Parahnya, Laura membatalkan kepergiannya. Saya kemudian menghubungi Feri, teman yang tinggal di Mataram. Kami memutuskan pergi ke Kawasan Pantai Kuta sejak sore hari. Pantai Segar waktu itu mulai didatangi pengunjung yang sebagian berasal dari Lombok Tengah. Beberapa orang yang kami temui berkata kalau nyale baru akan muncul besok pagi buta. Sambil menunggu, saya dan Feri menghabiskan waktu untuk jalan-jalan di bukit sambil mencari tempat untuk melihat matahari terbenam.

Ada banyak orang datang dari jauh khusus untuk melihat festival tersebut. Kami sempat bertemu rombongan fotografer Bali yang datang untuk hunting foto. Saya dan Feri kemudian bermain bersama serombongan anak kecil yang berlari-lari di bukit. Umur mereka antara delapan hingga dua belas tahun. Mereka bilang, rumahnya di daerah Praya, sekitar 19 kilometer dari Kuta. Anak-anak tadi datang naik truk bersama orangtua dan sekitar dua puluhan tetangga desanya. Rombongan mereka membuat tenda di tepi pantai untuk menunggu nyale.

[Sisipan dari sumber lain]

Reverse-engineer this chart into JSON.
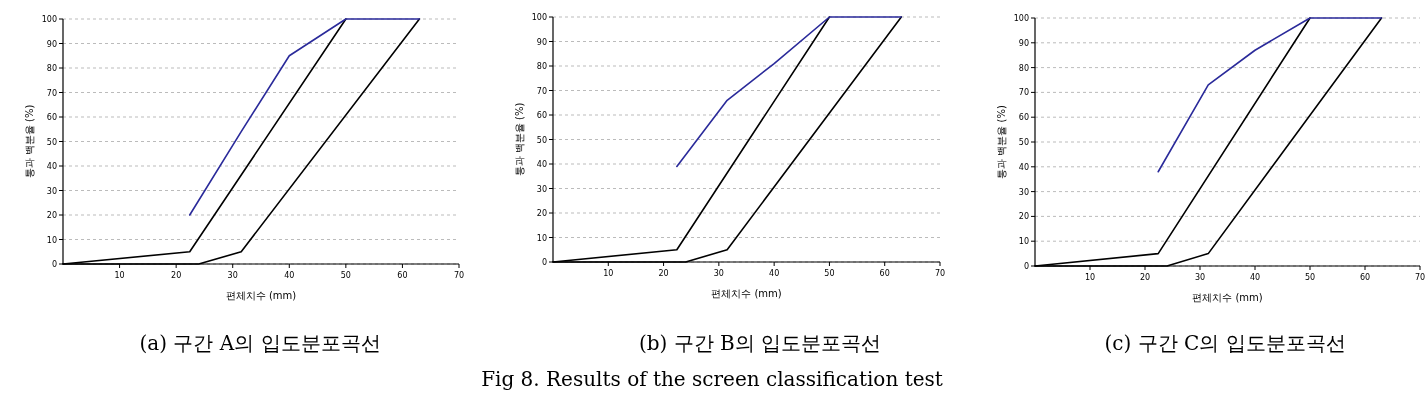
{
  "chart_data": [
    {
      "type": "line",
      "title": "(a) 구간 A의 입도분포곡선",
      "xlabel": "편체치수 (mm)",
      "ylabel": "통과 백분율 (%)",
      "xlim": [
        0,
        70
      ],
      "ylim": [
        0,
        100
      ],
      "xticks": [
        10,
        20,
        30,
        40,
        50,
        60,
        70
      ],
      "yticks": [
        0,
        10,
        20,
        30,
        40,
        50,
        60,
        70,
        80,
        90,
        100
      ],
      "grid": "y",
      "marker": "none",
      "line_style": "solid",
      "series": [
        {
          "color": "#000000",
          "x": [
            0,
            22.4,
            50
          ],
          "values": [
            0,
            5,
            100
          ]
        },
        {
          "color": "#000000",
          "x": [
            0,
            24,
            31.5,
            63
          ],
          "values": [
            0,
            0,
            5,
            100
          ]
        },
        {
          "color": "#2a2a9a",
          "x": [
            22.4,
            31.5,
            40,
            50,
            63
          ],
          "values": [
            20,
            54,
            85,
            100,
            100
          ]
        }
      ]
    },
    {
      "type": "line",
      "title": "(b) 구간 B의 입도분포곡선",
      "xlabel": "편체치수 (mm)",
      "ylabel": "통과 백분율 (%)",
      "xlim": [
        0,
        70
      ],
      "ylim": [
        0,
        100
      ],
      "xticks": [
        10,
        20,
        30,
        40,
        50,
        60,
        70
      ],
      "yticks": [
        0,
        10,
        20,
        30,
        40,
        50,
        60,
        70,
        80,
        90,
        100
      ],
      "grid": "y",
      "marker": "none",
      "line_style": "solid",
      "annotations": [
        "Fig 8. Results of the screen classification test"
      ],
      "series": [
        {
          "color": "#000000",
          "x": [
            0,
            22.4,
            50
          ],
          "values": [
            0,
            5,
            100
          ]
        },
        {
          "color": "#000000",
          "x": [
            0,
            24,
            31.5,
            63
          ],
          "values": [
            0,
            0,
            5,
            100
          ]
        },
        {
          "color": "#2a2a9a",
          "x": [
            22.4,
            31.5,
            40,
            50,
            63
          ],
          "values": [
            39,
            66,
            81,
            100,
            100
          ]
        }
      ]
    },
    {
      "type": "line",
      "title": "(c) 구간 C의 입도분포곡선",
      "xlabel": "편체치수 (mm)",
      "ylabel": "통과 백분율 (%)",
      "xlim": [
        0,
        70
      ],
      "ylim": [
        0,
        100
      ],
      "xticks": [
        10,
        20,
        30,
        40,
        50,
        60,
        70
      ],
      "yticks": [
        0,
        10,
        20,
        30,
        40,
        50,
        60,
        70,
        80,
        90,
        100
      ],
      "grid": "y",
      "marker": "none",
      "line_style": "solid",
      "series": [
        {
          "color": "#000000",
          "x": [
            0,
            22.4,
            50
          ],
          "values": [
            0,
            5,
            100
          ]
        },
        {
          "color": "#000000",
          "x": [
            0,
            24,
            31.5,
            63
          ],
          "values": [
            0,
            0,
            5,
            100
          ]
        },
        {
          "color": "#2a2a9a",
          "x": [
            22.4,
            31.5,
            40,
            50,
            63
          ],
          "values": [
            38,
            73,
            87,
            100,
            100
          ]
        }
      ]
    }
  ]
}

Malamnya, saya dan Feri menginap di atas sebuah bukit. Tadinya, saya berencana mencari penginapan di seputaran pantai. Sayang, tidak ada lagi kamar kosong. Untung aja malam itu udara cerah. Asyik lo, bisa melihat bintang-bintang dan bulan yang tinggal separuh sebelum tidur. Dari bukit tempat kami menginap, kami bisa mengamati puluhan lampu milik para pencari gurita. Sinarnya menari membuat  garis-garis kuning di atas air lalut. Semakin malam, pengunjung bertambah banyak. Sekitar pukul tujuh malam, jalanan sempat macet. Bunyi klakson bersaut-sautan. Dari jauh lampu-lampu kendaraan berderet membentuk garis panjang mirip ular keemasan.

Festival ini konon dimulai sejak abad 16. Bau dalam Bahasa Sasak artinya menangkap. Nyale adalah nama lokal untuk sejenis cacing Palolo berwarna oranye dan hijau. Masyarakat Sasak percaya kalau nyale merupakan jelmaan seorang putri. Dulu, ada putri cantik bernama Mandalika dari Kerajaan Tunjung Bitu di Pantai Selatan Lombok. Saking cantiknya, banyak pangeran ingin memperistrinya.
Putri Mandalika bingung saat para pangeran-pangeran hendak perang untuk mendapatkannya. Kalau Putri Mandalika memilih salah satu, ia takut pangeran lain tersinggung dan muncul perang. Suatu hari, Sang Putri meminta seluruh pangeran untuk datang ke Pantai Kuta. Setelah banyak orang berkumpul di Pantai, Putri Mandalika meloncat ke laut. Tubuhnya hilang ditelan ombak dan berubah jadi cacing warna-warni. Sebelum terjun , ia berkata jika ia mencintai semua orang dan memilih supaya bisa dinikmati banyak orang.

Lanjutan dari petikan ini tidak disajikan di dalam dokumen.